October 09, 2008|Matthew Gilbert, Globe Staff

I knew I liked "Life on Mars" when New York's World Trade Center appeared and I didn't feel like I was supposed to cry. ABC's new time-warp cop drama, based on a British series, re-creates the now-gone landmark to establish the fact that our present-day hero, Sam Tyler (Jason O'Mara), has woken up in 1973. It's an awe-inspiring moment, not an emotionally manipulative one, as David Bowie's "Life on Mars?" blasts over the soundtrack and Sam gazes up from the street at the recently built towers.

And there's a lot more to enjoy in the show's premiere, tonight at 10 on Channel 5, which is a really nice surprise. "Life on Mars" underwent creative turmoil on its way to this plum spot after "Grey's Anatomy," including a rejected pilot by David E. Kelley that was set in Los Angeles. But the current executive producers, the "October Road" team of Josh Appelbaum, Andre Nemec, and Scott Rosenberg, have righted the ship. They've pulled together a vivid cast and evoked the ideal tone - not comedy, not psychodrama, not sci fi, but an intriguingly evasive blend of them all.
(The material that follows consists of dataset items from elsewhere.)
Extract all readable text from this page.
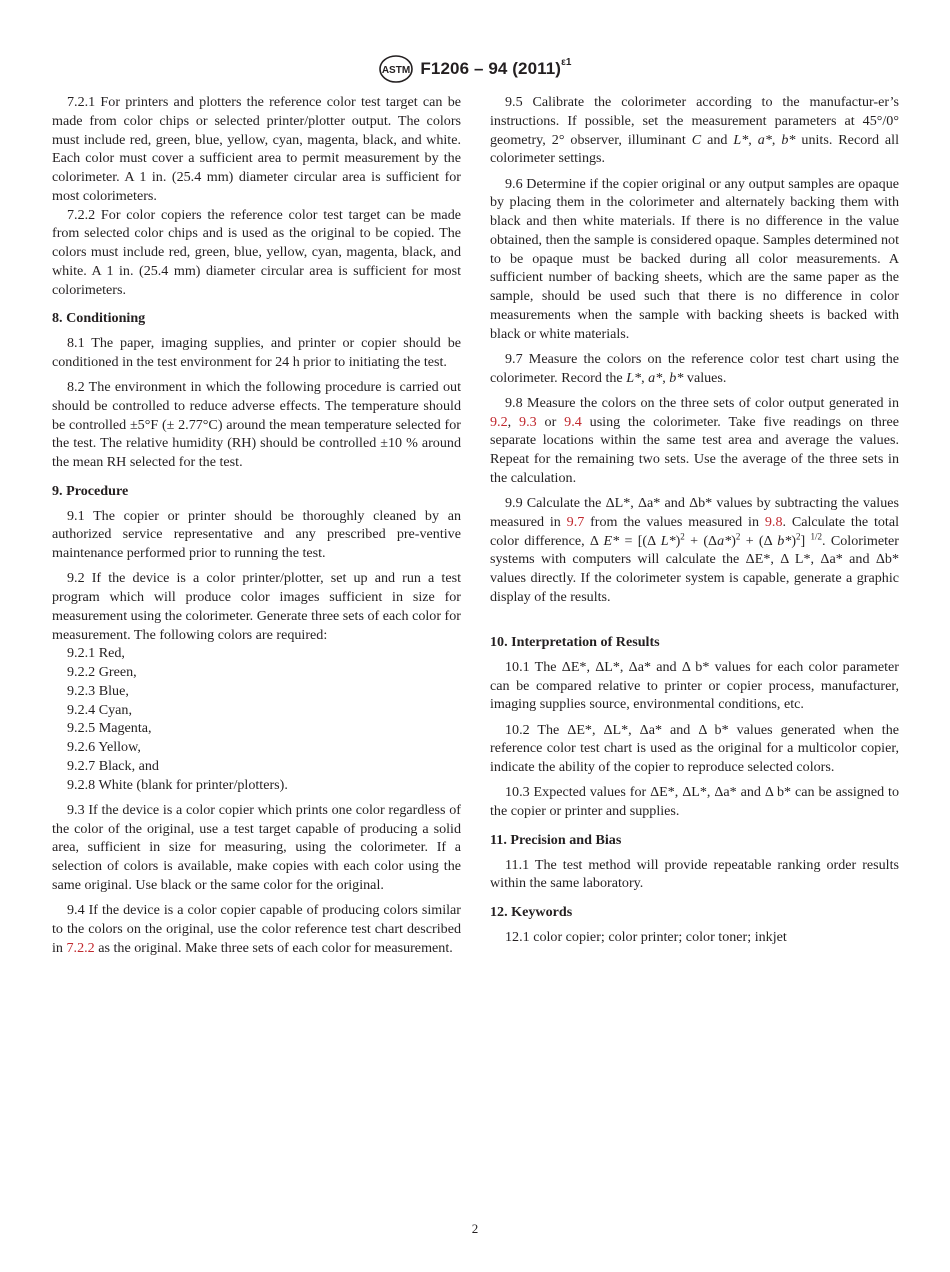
ASTM F1206 – 94 $(2011)^{\varepsilon 1}$

7.2.1 For printers and plotters the reference color test target can be made from color chips or selected printer/plotter output. The colors must include red, green, blue, yellow, cyan, magenta, black, and white. Each color must cover a sufficient area to permit measurement by the colorimeter. A 1 in. (25.4 mm) diameter circular area is sufficient for most colorimeters.

7.2.2 For color copiers the reference color test target can be made from selected color chips and is used as the original to be copied. The colors must include red, green, blue, yellow, cyan, magenta, black, and white. A 1 in. (25.4 mm) diameter circular area is sufficient for most colorimeters.

8. Conditioning

8.1 The paper, imaging supplies, and printer or copier should be conditioned in the test environment for 24 h prior to initiating the test.

8.2 The environment in which the following procedure is carried out should be controlled to reduce adverse effects. The temperature should be controlled ±5°F (± 2.77°C) around the mean temperature selected for the test. The relative humidity (RH) should be controlled ±10 % around the mean RH selected for the test.

9. Procedure

9.1 The copier or printer should be thoroughly cleaned by an authorized service representative and any prescribed pre-ventive maintenance performed prior to running the test.

9.2 If the device is a color printer/plotter, set up and run a test program which will produce color images sufficient in size for measurement using the colorimeter. Generate three sets of each color for measurement. The following colors are required:

9.2.1 Red,

9.2.2 Green,

9.2.3 Blue,

9.2.4 Cyan,

9.2.5 Magenta,

9.2.6 Yellow,

9.2.7 Black, and

9.2.8 White (blank for printer/plotters).

9.3 If the device is a color copier which prints one color regardless of the color of the original, use a test target capable of producing a solid area, sufficient in size for measuring, using the colorimeter. If a selection of colors is available, make copies with each color using the same original. Use black or the same color for the original.

9.4 If the device is a color copier capable of producing colors similar to the colors on the original, use the color reference test chart described in 7.2.2 as the original. Make three sets of each color for measurement.

9.5 Calibrate the colorimeter according to the manufactur-er’s instructions. If possible, set the measurement parameters at 45°/0° geometry, 2° observer, illuminant C and L*, a*, b* units. Record all colorimeter settings.

9.6 Determine if the copier original or any output samples are opaque by placing them in the colorimeter and alternately backing them with black and then white materials. If there is no difference in the value obtained, then the sample is considered opaque. Samples determined not to be opaque must be backed during all color measurements. A sufficient number of backing sheets, which are the same paper as the sample, should be used such that there is no difference in color measurements when the sample with backing sheets is backed with black or white materials.

9.7 Measure the colors on the reference color test chart using the colorimeter. Record the L*, a*, b* values.

9.8 Measure the colors on the three sets of color output generated in 9.2, 9.3 or 9.4 using the colorimeter. Take five readings on three separate locations within the same test area and average the values. Repeat for the remaining two sets. Use the average of the three sets in the calculation.

9.9 Calculate the ΔL*, Δa* and Δb* values by subtracting the values measured in 9.7 from the values measured in 9.8. Calculate the total color difference, Δ E* = [(Δ $L*)^2 + (\Delta a*)^2 + (\Delta$ b*)$^2$] $^{1/2}$. Colorimeter systems with computers will calculate the ΔE*, Δ L*, Δa* and Δb* values directly. If the colorimeter system is capable, generate a graphic display of the results.

10. Interpretation of Results

10.1 The ΔE*, ΔL*, Δa* and Δ b* values for each color parameter can be compared relative to printer or copier process, manufacturer, imaging supplies source, environmental conditions, etc.

10.2 The ΔE*, ΔL*, Δa* and Δ b* values generated when the reference color test chart is used as the original for a multicolor copier, indicate the ability of the copier to reproduce selected colors.

10.3 Expected values for ΔE*, ΔL*, Δa* and Δ b* can be assigned to the copier or printer and supplies.

11. Precision and Bias

11.1 The test method will provide repeatable ranking order results within the same laboratory.

12. Keywords

12.1 color copier; color printer; color toner; inkjet

2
In 2008, Sam is a New York cop trying to rescue his cop girlfriend, Maya (Lisa Bonet), when he's hit by a car. After he comes to, he's still a New York cop, but he's living in the early-'70s land of 8 tracks, Vietnam War headlines, and sing-songy commercials like "Plop, plop, fizz, fizz, oh what a relief it is." His fellow cops, sitting in a cigarette-hazed precinct, are eccentric enough to ignore his ravings about being from the future. They just think he's the strange new guy. Harvey Keitel is the brusque boss - the baddish lieutenant - who cares nothing about search warrants; Michael Imperioli, with a groovy handlebar mustache, is a competitive detective; Gretchen Mol is the token woman dismissively known by the guys as "No Nuts."

What's going on? The 1973 cop ensemble will solve crimes-of-the-week, and Sam's "CSI"-era awareness of forensics will come in handy; but the show will also slowly reveal the reason behind Sam's dislocation, as an ongoing story line. Like the "Lost" characters, Sam is uneasily unstuck in time, and the "Life on Mars" writers are going to tease out all of the strangeness of that notion before giving us solid answers. (Let's hope the solution has more internal logic than last season's failed time-travel effort, "Journeyman" on NBC.)